There are other situation where fairness is justice as indicated in the cartoon. For example, as the class discussed on Tuesday, college is a place where justice is needed. For those students that have concentration difficulties or learning difficulties, they have longer time to take an exam. For our STSH class, as stated in the syllabus, ESL students can negotiate with the grading criteria. This is probably because colleges want a relative equal education result, in which case, a normal distribution of GPA probably. 

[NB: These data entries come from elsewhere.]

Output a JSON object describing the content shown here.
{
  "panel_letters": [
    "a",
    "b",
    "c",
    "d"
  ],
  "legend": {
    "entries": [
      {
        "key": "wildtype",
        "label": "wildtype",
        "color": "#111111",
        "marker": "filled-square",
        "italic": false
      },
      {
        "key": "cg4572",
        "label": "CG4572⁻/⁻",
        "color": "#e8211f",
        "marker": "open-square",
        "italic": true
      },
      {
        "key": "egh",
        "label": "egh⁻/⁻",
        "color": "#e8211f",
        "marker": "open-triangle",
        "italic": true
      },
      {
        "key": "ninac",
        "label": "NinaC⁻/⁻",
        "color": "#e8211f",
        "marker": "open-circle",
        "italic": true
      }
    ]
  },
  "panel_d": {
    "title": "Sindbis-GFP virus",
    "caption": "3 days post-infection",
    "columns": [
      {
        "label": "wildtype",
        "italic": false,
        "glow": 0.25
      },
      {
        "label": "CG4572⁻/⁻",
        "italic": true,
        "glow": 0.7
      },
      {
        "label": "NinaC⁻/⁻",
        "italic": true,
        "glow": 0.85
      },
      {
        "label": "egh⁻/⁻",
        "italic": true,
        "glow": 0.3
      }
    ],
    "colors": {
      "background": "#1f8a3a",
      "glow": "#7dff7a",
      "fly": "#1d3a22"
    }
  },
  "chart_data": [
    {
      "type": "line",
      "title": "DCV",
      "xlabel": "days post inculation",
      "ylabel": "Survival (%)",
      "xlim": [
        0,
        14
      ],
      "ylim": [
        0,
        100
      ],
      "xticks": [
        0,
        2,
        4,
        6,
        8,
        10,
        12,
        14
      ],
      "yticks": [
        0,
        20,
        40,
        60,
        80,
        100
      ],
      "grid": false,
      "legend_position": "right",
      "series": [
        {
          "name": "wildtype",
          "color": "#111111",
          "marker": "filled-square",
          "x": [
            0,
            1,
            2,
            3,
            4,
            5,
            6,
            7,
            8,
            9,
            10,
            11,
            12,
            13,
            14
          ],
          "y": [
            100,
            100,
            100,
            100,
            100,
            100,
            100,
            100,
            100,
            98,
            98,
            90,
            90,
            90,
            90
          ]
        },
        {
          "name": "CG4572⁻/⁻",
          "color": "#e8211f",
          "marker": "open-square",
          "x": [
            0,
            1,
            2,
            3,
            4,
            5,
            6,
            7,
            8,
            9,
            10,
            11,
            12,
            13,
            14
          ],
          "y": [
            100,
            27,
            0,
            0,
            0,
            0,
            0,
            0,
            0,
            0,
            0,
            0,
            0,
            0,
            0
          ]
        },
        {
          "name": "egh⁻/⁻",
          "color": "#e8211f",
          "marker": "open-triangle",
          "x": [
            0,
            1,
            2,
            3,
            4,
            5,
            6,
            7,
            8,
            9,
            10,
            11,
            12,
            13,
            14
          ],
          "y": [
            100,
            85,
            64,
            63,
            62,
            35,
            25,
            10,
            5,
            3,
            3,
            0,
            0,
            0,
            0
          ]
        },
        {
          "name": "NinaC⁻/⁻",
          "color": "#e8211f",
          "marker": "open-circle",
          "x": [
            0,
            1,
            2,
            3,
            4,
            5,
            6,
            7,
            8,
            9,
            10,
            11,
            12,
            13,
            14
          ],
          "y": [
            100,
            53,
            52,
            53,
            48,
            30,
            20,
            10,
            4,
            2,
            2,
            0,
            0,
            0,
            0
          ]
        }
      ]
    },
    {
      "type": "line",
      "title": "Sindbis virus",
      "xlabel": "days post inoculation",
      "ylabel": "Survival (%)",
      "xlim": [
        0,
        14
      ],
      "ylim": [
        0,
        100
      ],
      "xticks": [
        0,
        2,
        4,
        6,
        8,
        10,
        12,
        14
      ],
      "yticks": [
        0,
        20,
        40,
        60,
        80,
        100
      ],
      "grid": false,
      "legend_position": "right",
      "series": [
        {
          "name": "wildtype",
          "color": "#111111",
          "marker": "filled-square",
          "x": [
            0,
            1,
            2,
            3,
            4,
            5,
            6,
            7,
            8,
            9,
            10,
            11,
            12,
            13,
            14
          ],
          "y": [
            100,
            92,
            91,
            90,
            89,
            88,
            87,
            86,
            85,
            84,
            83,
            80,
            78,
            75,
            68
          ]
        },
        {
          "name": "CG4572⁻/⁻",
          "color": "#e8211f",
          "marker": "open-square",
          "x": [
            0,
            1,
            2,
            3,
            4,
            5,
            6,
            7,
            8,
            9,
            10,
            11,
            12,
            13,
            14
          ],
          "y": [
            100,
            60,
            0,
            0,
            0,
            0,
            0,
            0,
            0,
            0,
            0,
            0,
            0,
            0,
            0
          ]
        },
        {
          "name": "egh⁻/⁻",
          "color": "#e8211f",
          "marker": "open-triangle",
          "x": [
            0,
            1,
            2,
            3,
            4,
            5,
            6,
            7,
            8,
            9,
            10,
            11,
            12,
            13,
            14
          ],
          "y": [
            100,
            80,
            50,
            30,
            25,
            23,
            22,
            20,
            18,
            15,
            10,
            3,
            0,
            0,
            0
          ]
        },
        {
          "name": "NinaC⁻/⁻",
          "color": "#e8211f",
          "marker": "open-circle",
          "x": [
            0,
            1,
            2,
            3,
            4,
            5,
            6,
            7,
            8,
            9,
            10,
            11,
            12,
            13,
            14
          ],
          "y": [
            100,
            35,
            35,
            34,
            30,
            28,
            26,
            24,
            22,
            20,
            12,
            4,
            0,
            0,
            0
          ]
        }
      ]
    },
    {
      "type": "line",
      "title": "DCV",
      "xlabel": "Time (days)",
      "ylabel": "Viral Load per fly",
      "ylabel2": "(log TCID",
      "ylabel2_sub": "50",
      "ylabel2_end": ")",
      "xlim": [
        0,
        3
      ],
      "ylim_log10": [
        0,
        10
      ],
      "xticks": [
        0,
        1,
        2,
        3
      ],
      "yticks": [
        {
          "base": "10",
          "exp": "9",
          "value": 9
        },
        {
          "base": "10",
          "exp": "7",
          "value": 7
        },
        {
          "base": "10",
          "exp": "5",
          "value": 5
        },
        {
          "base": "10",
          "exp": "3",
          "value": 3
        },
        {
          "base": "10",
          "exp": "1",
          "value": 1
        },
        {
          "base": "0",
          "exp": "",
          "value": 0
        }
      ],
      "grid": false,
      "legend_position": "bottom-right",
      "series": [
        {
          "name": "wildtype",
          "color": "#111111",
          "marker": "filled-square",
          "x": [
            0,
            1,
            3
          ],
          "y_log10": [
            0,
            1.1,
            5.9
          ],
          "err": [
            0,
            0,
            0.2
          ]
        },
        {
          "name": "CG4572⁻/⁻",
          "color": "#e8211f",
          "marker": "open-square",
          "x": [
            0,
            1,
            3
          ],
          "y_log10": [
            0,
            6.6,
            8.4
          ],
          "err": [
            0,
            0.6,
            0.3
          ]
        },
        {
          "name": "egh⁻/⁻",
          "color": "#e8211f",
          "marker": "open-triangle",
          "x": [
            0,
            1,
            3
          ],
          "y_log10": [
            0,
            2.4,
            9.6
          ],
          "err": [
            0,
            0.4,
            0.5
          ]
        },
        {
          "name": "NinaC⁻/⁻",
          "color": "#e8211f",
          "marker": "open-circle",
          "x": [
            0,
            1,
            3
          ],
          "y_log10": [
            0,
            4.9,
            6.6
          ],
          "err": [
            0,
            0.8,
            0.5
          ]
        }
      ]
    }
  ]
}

Also, there is a situation where fairness is in between equality and justice. Such as college admission, college sets up different standards to students who have different backgrounds. I heard that there is a thing called "quota." Colleges set up different ratio when they admit student from different countries, states or races, so international students are competing against other international students. In state students are competing against other in state students. A specific college may want 20% African Americans out of all students, so African Americans are competing with African Americans, rather than Caucasians or Asians. Overall, in this example, justice is applied over the entire student population, whereas equality is applied in different groups of students, which I personally think is very reasonable. Even though I am an international student, I do not like such quota ( I hate it actually), I have to admit that such quota is well founded and acceptable.


1 comment:

  1. Very interesting distinction between "equality" and "justice". I too agree that equal treatment to all falls short of addressing specific needs. As far as quotas go, I find them to be messy myself and I'm an African-American student. That being said, I remember reading about a college in California that temporarily removed quota goals. The result was a significant drop in minority representation. The playing field might have been equal here, though the goal here was justice in terms of diverse representation.